Friday, December 13, 2013

Effective meetings begin with a focus on purpose

I'm all for eliminating meetings... but focusing overmuch on eliminating meetings is just as harmful as the mindless meeting culture. Meetings have their uses. I contend that if we focus on having purposeful, effective meetings, the number and frequency of meetings will automatically be reduced.
There are really only three kinds of meetings, because there are only three reasons to have a meeting:
  • Conveying information
  • Making decisions
  • Solving problems through collaboration
If you're clear on what the purpose of your meeting is, and there isn't a better way to accomplish that goal, then have that meeting. The very exercise will result in fewer, better meetings.

Meetings that convey information

Status meetings are by far the most common meeting in this class. Stop that. The only useful status meeting is a Standup, and then only if it's run properly. The vast majority of status is much more effectively communicated through text or images that can be explored and referenced at people's own pace. Status meetings typically occur when people are bad at contributing to a status document or database of some kind—but using a meeting for accountability is harmful in the extreme. There are other management tools available to hold people accountable for communicating status.
Announcements are valid things to hold meetings for, but only if it's important that the vast majority of affected parties receive the information at the same time, or if a Q&A session will be profitable.
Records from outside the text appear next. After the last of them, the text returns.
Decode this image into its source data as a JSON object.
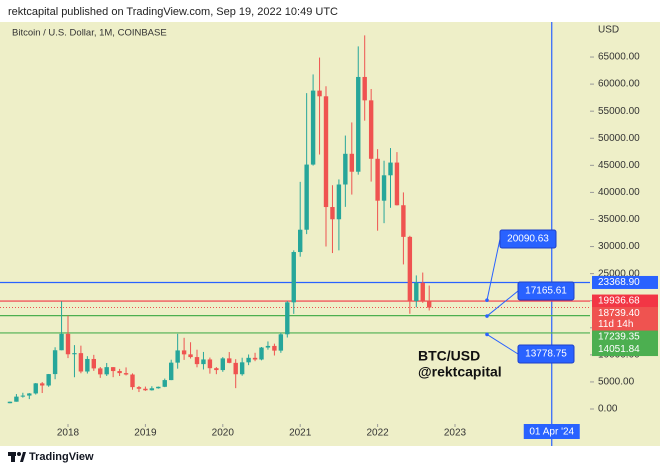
{
  "header": "rektcapital published on TradingView.com, Sep 19, 2022 10:49 UTC",
  "footer": "TradingView",
  "chart_data": {
    "type": "candlestick",
    "title": "Bitcoin / U.S. Dollar, 1M, COINBASE",
    "y_axis_label": "USD",
    "up_color": "#26a69a",
    "down_color": "#ef5350",
    "x": [
      2017.25,
      2017.3333,
      2017.4167,
      2017.5,
      2017.5833,
      2017.6667,
      2017.75,
      2017.8333,
      2017.9167,
      2018,
      2018.0833,
      2018.1667,
      2018.25,
      2018.3333,
      2018.4167,
      2018.5,
      2018.5833,
      2018.6667,
      2018.75,
      2018.8333,
      2018.9167,
      2019,
      2019.0833,
      2019.1667,
      2019.25,
      2019.3333,
      2019.4167,
      2019.5,
      2019.5833,
      2019.6667,
      2019.75,
      2019.8333,
      2019.9167,
      2020,
      2020.0833,
      2020.1667,
      2020.25,
      2020.3333,
      2020.4167,
      2020.5,
      2020.5833,
      2020.6667,
      2020.75,
      2020.8333,
      2020.9167,
      2021,
      2021.0833,
      2021.1667,
      2021.25,
      2021.3333,
      2021.4167,
      2021.5,
      2021.5833,
      2021.6667,
      2021.75,
      2021.8333,
      2021.9167,
      2022,
      2022.0833,
      2022.1667,
      2022.25,
      2022.3333,
      2022.4167,
      2022.5,
      2022.5833,
      2022.6667
    ],
    "open": [
      1072,
      1348,
      2286,
      2480,
      2875,
      4740,
      4340,
      6450,
      10850,
      13880,
      10110,
      10320,
      6925,
      9240,
      7500,
      6400,
      7730,
      7010,
      6630,
      6370,
      4040,
      3740,
      3460,
      3830,
      4100,
      5340,
      8560,
      10820,
      10090,
      9590,
      8290,
      9150,
      7540,
      7190,
      9350,
      8520,
      6420,
      8620,
      9450,
      9140,
      11350,
      11650,
      10780,
      13800,
      19700,
      28990,
      33110,
      45140,
      58800,
      57750,
      37300,
      35040,
      41460,
      47130,
      43820,
      61320,
      57000,
      46210,
      38470,
      43160,
      45510,
      37630,
      31790,
      19930,
      23300,
      20050
    ],
    "high": [
      1362,
      2760,
      3000,
      2950,
      4800,
      4980,
      6470,
      11400,
      19891,
      17250,
      11800,
      11700,
      9760,
      10000,
      7760,
      8500,
      7750,
      7410,
      7680,
      6590,
      4250,
      4140,
      4200,
      4150,
      5620,
      9100,
      13880,
      13150,
      12330,
      10950,
      10540,
      9500,
      7750,
      9590,
      10520,
      9200,
      9470,
      10070,
      10380,
      11450,
      12480,
      12070,
      14100,
      19940,
      29300,
      41950,
      58330,
      61790,
      64900,
      59600,
      41330,
      42400,
      50500,
      52920,
      66970,
      69000,
      59100,
      47990,
      45850,
      48190,
      47440,
      40000,
      31990,
      24670,
      25200,
      22800
    ],
    "low": [
      1063,
      1348,
      2100,
      1830,
      2670,
      2950,
      4100,
      5500,
      10850,
      9400,
      5870,
      6600,
      6550,
      7040,
      5750,
      6100,
      5880,
      6100,
      6200,
      3550,
      3130,
      3350,
      3400,
      3750,
      4040,
      5330,
      7450,
      9070,
      9320,
      7700,
      7300,
      6530,
      6430,
      6870,
      8450,
      3850,
      6150,
      8100,
      8830,
      8990,
      10960,
      9880,
      10380,
      13200,
      17570,
      28130,
      32300,
      44950,
      47000,
      30000,
      28800,
      29300,
      37330,
      39600,
      43280,
      53250,
      42000,
      32930,
      34320,
      37160,
      37580,
      26700,
      17590,
      18780,
      19600,
      18200
    ],
    "close": [
      1348,
      2286,
      2480,
      2875,
      4740,
      4340,
      6450,
      10850,
      13880,
      10110,
      10320,
      6925,
      9240,
      7500,
      6400,
      7730,
      7010,
      6630,
      6370,
      4040,
      3740,
      3460,
      3830,
      4100,
      5340,
      8560,
      10820,
      10090,
      9590,
      8290,
      9150,
      7540,
      7190,
      9350,
      8520,
      6420,
      8620,
      9450,
      9140,
      11350,
      11650,
      10780,
      13800,
      19700,
      28990,
      33110,
      45140,
      58800,
      57750,
      37300,
      35040,
      41460,
      47130,
      43820,
      61320,
      57000,
      46210,
      38470,
      43160,
      45510,
      37630,
      31790,
      19930,
      23300,
      20050,
      18739.4
    ],
    "xlim": [
      2017.1214,
      2024.7442
    ],
    "xticks": [
      2018,
      2019,
      2020,
      2021,
      2022,
      2023
    ],
    "ylim": [
      -2400,
      71470
    ],
    "yticks": [
      {
        "value": 0,
        "label": "0.00"
      },
      {
        "value": 5000,
        "label": "5000.00"
      },
      {
        "value": 10000,
        "label": "10000.00"
      },
      {
        "value": 15000,
        "label": "15000.00"
      },
      {
        "value": 20000,
        "label": "20000.00"
      },
      {
        "value": 25000,
        "label": "25000.00"
      },
      {
        "value": 30000,
        "label": "30000.00"
      },
      {
        "value": 35000,
        "label": "35000.00"
      },
      {
        "value": 40000,
        "label": "40000.00"
      },
      {
        "value": 45000,
        "label": "45000.00"
      },
      {
        "value": 50000,
        "label": "50000.00"
      },
      {
        "value": 55000,
        "label": "55000.00"
      },
      {
        "value": 60000,
        "label": "60000.00"
      },
      {
        "value": 65000,
        "label": "65000.00"
      }
    ],
    "levels": [
      {
        "value": 23368.9,
        "label": "23368.90",
        "color": "#2962ff"
      },
      {
        "value": 19936.68,
        "label": "19936.68",
        "color": "#f23645"
      },
      {
        "value": 17239.35,
        "label": "17239.35",
        "color": "#4caf50"
      },
      {
        "value": 14051.84,
        "label": "14051.84",
        "color": "#4caf50"
      }
    ],
    "last_price": {
      "value": 18739.4,
      "label": "18739.40",
      "countdown": "11d 14h",
      "color": "#ef5350"
    },
    "annotations": [
      {
        "value": 20090.63,
        "label": "20090.63"
      },
      {
        "value": 17165.61,
        "label": "17165.61"
      },
      {
        "value": 13778.75,
        "label": "13778.75"
      }
    ],
    "crosshair": {
      "value": 2024.25,
      "label": "01 Apr '24",
      "color": "#2962ff"
    },
    "watermark": [
      "BTC/USD",
      "@rektcapital"
    ]
  }
}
For example, announcing particularly good or bad news is probably best done in a meeting. However, announcement meetings are way over-used. Everyone thinks their announcement is important, but most of them aren't that big a deal: send an email instead.
Ramp-ups are essentially unstructured classes that are designed to quickly familiarize a small group of people with deep or complex information. Most such meetings are best turned into either training or quality documentation, because these are much more repeatable. However, there are cases where new people need to be quickly brought up to speed on a problem or requirement, and a ramp-up meeting can be appropriate. Good ramp-up meetings are focused and generally precede some kind of problem-solving work.
Note the absence of meetings to "discuss" anything. Discussion meetings are absolutely pointless and should be terminated with prejudice.

Meetings to make decisions

Effective decision-making meetings should exclude explanation of the problems at play. Documenting the problem space and possible solutions should occur before the meeting, with sufficient time for attendees to review before the meeting begins. If the decision is urgent, allow a few minutes at the start of the meeting for people to read the documents.  If you're explaining the problem in a decision-making meeting, you have failed.
The meeting should be very narrowly focused. Give attendees as much information as possible beforehand, and be clear about what decision needs to be reached at the meeting's end. If you leave the meeting without a decision made, it usually means there was insufficient preparation on the host's part.

Meetings to solve problems through collaboration

Sometimes it can be very useful to sit in a room (real or virtual) with a bunch of invested people and work through a problem. This is, in my opinion, the best sort of meeting. These work best if the problem is well-defined ahead of time, and if the meeting is kept relatively informal but on-task. Leading a collaboration meeting means being willing to kill "rat holes" (unproductive digressions), table—and note for later—interesting discussions that are off-task, and generally herd cats. 
However, far too many of this type of meeting get called. Collaboration meetings should only occur when the real-time interactionamong the entire group has significant merit. Many collaboration meetings are better done through exchanging messages, use of revision systems, or judicious parcelling of work.